By 13 febrero, 2020febrero 17th, 2020Ecuador

Con inmensa alegría, del 3 al 5 de febrero recibimos en nuestra comunidad de Ibarra, la visita del presidente de las misioneras y misioneros Identes, P. Jesús Fernández Hernández, después de la firma de la renovación del convenio con la Pontificia Universidad Católica del Ecuador (PUCE) en Quito. En las palabras de bienvenida nos dijo cuánto el tiempo de Dios es precioso y que tenemos que estar en actitud de salida para hacer su voluntad en cada momento.

Al día siguiente visitó el Centro de Convenciones “Fernando Rielo” de la PUCE de Santo Domingo, saludó a los jóvenes y celebró la misa a las 18:00 h a la que asistieron 250 personas: familia idente, monaguillos, juventud idente y equipos de trabajo de las misioneras y misioneros identes, tanto de la universidad como del colegio.  En la Eucaristía nuestro presidente nos exhortó a pedir con fe todo lo que necesitemos, sin miedo, con decisión, y a vivir en cada momento, con el deseo de conocer y habitar en el corazón del Padre Celestial. Fue muy hermosa y profunda su homilía.  Luego compartimos un café con 120 personas mientras los monaguillos le cantaron el “himno de los monaguillos” y una niña del colegio le dedicó una poesía aproximadamente de 10 minutos sobre la Eucaristía.  Al final nuestro Primado, de forma particular y a petición de los padres, impartió la bendición a las familias que estuvieron presentes, fue un momento muy emotivo pues tanto los padres como los niños, recibieron la bendición con mucha fe.

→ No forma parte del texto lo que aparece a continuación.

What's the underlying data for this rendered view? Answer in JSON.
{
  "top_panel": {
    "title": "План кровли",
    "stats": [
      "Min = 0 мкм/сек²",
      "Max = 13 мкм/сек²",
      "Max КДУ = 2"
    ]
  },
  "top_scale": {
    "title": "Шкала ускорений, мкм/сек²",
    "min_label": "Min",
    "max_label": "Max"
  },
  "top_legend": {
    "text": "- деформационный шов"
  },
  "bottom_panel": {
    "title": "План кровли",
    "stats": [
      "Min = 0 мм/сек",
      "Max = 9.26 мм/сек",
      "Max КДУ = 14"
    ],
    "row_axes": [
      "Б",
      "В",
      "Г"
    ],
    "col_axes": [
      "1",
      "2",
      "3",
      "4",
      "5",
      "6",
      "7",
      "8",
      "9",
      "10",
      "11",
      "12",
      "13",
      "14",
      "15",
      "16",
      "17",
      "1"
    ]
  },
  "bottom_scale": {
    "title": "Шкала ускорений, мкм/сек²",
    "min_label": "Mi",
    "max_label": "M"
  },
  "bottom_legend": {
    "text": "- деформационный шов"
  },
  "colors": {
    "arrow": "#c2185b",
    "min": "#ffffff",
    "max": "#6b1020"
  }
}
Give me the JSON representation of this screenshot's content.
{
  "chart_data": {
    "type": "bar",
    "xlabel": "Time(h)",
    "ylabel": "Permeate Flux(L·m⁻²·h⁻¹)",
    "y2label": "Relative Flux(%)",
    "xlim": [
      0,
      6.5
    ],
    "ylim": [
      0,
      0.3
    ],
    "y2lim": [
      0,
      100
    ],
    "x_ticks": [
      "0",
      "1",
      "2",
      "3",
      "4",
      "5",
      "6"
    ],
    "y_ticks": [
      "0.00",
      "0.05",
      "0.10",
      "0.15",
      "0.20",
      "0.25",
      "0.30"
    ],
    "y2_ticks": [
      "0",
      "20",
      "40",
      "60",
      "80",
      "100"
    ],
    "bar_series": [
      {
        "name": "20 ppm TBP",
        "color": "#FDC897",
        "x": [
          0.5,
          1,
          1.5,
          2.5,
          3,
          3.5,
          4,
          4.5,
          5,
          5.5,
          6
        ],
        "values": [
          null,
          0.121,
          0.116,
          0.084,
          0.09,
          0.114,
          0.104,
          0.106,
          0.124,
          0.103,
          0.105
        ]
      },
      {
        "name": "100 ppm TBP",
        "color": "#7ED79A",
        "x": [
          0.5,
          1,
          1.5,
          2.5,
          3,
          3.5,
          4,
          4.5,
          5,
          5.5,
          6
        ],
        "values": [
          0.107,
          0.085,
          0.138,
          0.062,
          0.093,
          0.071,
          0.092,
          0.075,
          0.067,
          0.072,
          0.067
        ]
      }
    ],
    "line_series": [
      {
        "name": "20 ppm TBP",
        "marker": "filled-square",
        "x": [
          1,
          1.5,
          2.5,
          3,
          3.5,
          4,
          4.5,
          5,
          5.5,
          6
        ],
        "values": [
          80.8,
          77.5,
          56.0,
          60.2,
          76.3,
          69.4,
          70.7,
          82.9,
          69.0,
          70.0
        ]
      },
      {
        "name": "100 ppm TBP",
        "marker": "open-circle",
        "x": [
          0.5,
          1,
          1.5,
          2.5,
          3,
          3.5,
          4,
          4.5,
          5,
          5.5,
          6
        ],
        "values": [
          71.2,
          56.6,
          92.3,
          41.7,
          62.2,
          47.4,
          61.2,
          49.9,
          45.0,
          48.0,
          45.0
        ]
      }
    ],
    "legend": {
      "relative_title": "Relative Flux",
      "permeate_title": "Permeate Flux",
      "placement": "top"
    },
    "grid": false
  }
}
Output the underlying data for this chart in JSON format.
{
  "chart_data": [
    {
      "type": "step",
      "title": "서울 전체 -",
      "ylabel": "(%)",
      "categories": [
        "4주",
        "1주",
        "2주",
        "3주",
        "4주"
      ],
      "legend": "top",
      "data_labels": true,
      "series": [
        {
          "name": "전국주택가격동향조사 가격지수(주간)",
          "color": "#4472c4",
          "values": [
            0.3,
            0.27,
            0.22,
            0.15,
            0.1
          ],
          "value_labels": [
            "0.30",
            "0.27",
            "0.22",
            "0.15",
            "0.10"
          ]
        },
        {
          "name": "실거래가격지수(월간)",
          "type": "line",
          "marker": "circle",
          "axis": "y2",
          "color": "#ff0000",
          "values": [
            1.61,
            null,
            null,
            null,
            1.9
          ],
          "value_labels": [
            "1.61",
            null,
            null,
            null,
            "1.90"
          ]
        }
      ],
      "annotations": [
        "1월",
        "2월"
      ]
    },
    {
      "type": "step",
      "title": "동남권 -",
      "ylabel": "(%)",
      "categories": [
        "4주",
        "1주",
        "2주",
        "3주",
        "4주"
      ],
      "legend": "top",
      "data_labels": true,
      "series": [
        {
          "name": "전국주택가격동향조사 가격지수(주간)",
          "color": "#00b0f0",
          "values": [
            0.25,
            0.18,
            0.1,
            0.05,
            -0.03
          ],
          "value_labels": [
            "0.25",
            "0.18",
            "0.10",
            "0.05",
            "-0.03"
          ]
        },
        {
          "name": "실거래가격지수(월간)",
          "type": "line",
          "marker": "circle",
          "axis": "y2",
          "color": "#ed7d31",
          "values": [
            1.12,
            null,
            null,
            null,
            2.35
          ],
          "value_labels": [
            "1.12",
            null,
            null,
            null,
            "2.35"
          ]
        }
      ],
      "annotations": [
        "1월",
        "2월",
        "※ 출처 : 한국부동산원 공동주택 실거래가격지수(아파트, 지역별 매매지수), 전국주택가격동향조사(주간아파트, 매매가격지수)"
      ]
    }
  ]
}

El poder compartir con la familia idente, con padres de las misioneras de Ibarra, con personas que trabajan en el colegio y en la universidad, ha sido una bendición para todos. Varias personas comentaban que jamás habían estado en un Eucaristía tan especial y que la homilía les había llegado al corazón.

Al día siguiente visitó a los niños de la Unidad Educativa Católica la Victoria, que está ubicada en un edificio que se está construyendo, los niños le saludaron con inocencia y le dedicaron la canción “alma misionera”. Fue una preciosa visita: todos estaban felices.  Al final nos dijo que tenemos que sembrar más árboles, pues los niños se deben proteger del sol, ya que este estaba muy fuerte en ese momento. Seguidamente, salió hacia el aeropuerto rumbo a Loja.